原発というものは思想的に一神教なのだ、という話は面白かった。
中沢氏曰く「インドの原発なんてシバ神の男根のかたちしてるんだから」という意見にそそられてウェブで写真をさがしてしまった。
(写真参照。確かに神殿だわこりゃ。)
内田氏曰く「鬼神を敬して遠ざける。」
八百万の神々、多神教の国である日本は原発という猛烈に荒ぶる神さえも身近なものとして取り繕ろってしまおうとしていたのではないかと対談の中で語られている。
確かにテレビの放映では爆発で吹き飛んだ原発の建家の壁には呑気に青空に浮かぶ雲が描かれていた。
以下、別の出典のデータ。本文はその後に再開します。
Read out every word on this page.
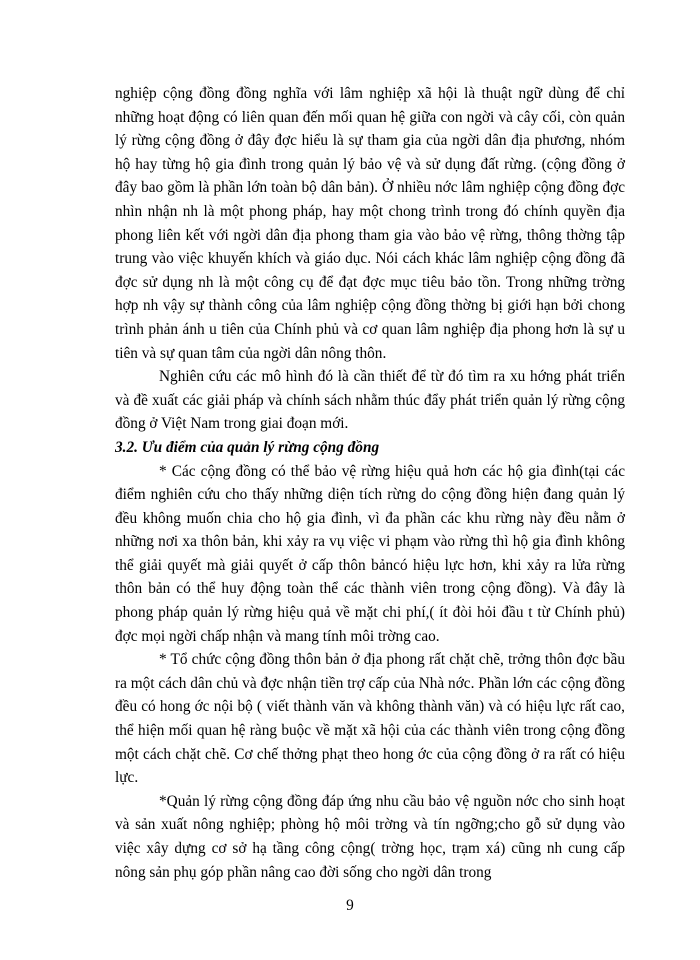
nghiệp cộng đồng đồng nghĩa với lâm nghiệp xã hội là thuật ngữ dùng để chỉ những hoạt động có liên quan đến mối quan hệ giữa con ngời và cây cối, còn quản lý rừng cộng đồng ở đây đợc hiểu là sự tham gia của ngời dân địa phương, nhóm hộ hay từng hộ gia đình trong quản lý bảo vệ và sử dụng đất rừng. (cộng đồng ở đây bao gồm là phần lớn toàn bộ dân bản). Ở nhiều nớc lâm nghiệp cộng đồng đợc nhìn nhận nh là một phong pháp, hay một chong trình trong đó chính quyền địa phong liên kết với ngời dân địa phong tham gia vào bảo vệ rừng, thông thờng tập trung vào việc khuyến khích và giáo dục. Nói cách khác lâm nghiệp cộng đồng đã đợc sử dụng nh là một công cụ để đạt đợc mục tiêu bảo tồn. Trong những trờng hợp nh vậy sự thành công của lâm nghiệp cộng đồng thờng bị giới hạn bởi chong trình phản ánh u tiên của Chính phủ và cơ quan lâm nghiệp địa phong hơn là sự u tiên và sự quan tâm của ngời dân nông thôn.

Nghiên cứu các mô hình đó là cần thiết để từ đó tìm ra xu hớng phát triển và đề xuất các giải pháp và chính sách nhằm thúc đẩy phát triển quản lý rừng cộng đồng ở Việt Nam trong giai đoạn mới.

3.2. Ưu điểm của quản lý rừng cộng đồng

* Các cộng đồng có thể bảo vệ rừng hiệu quả hơn các hộ gia đình(tại các điểm nghiên cứu cho thấy những diện tích rừng do cộng đồng hiện đang quản lý đều không muốn chia cho hộ gia đình, vì đa phần các khu rừng này đều nằm ở những nơi xa thôn bản, khi xảy ra vụ việc vi phạm vào rừng thì hộ gia đình không thể giải quyết mà giải quyết ở cấp thôn bảncó hiệu lực hơn, khi xảy ra lửa rừng thôn bản có thể huy động toàn thể các thành viên trong cộng đồng). Và đây là phong pháp quản lý rừng hiệu quả về mặt chi phí,( ít đòi hỏi đầu t từ Chính phủ) đợc mọi ngời chấp nhận và mang tính môi trờng cao.

* Tổ chức cộng đồng thôn bản ở địa phong rất chặt chẽ, trởng thôn đợc bầu ra một cách dân chủ và đợc nhận tiền trợ cấp của Nhà nớc. Phần lớn các cộng đồng đều có hong ớc nội bộ ( viết thành văn và không thành văn) và có hiệu lực rất cao, thể hiện mối quan hệ ràng buộc về mặt xã hội của các thành viên trong cộng đồng một cách chặt chẽ. Cơ chế thởng phạt theo hong ớc của cộng đồng ở ra rất có hiệu lực.

*Quản lý rừng cộng đồng đáp ứng nhu cầu bảo vệ nguồn nớc cho sinh hoạt và sản xuất nông nghiệp; phòng hộ môi trờng và tín ngỡng;cho gỗ sử dụng vào việc xây dựng cơ sở hạ tầng công cộng( trờng học, trạm xá) cũng nh cung cấp nông sản phụ góp phần nâng cao đời sống cho ngời dân trong

9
つまり、思想としての「原発」がどういうものかキチンと認識されずにやれ経済とか安全性とか表層的なことが論じられているのが問題だと。
何を訳分からん抽象論を論じているのだ、現実はもっと切迫しているのだと生真面目な方々に怒られそうなのだが、私は大いに納得するのだ。
何か大切な根本的なものがズボッと抜けてしまうのが日本人なのだとつくづく思う。
結局、憲法だの原発だのを論ずる時に意見がまっぷたつに分かれた後に全く話が噛み合なくなるのは、両者が乗っかるプラットフォームを作るベースとなるその「何か」がボコッと抜けているからなのだろう。
うまく説明できないけれども、猪瀬さんの「16年夏の敗戦」でも語られていた「変わらない日本」を今度の原発事故の報道等を通して感じるのである。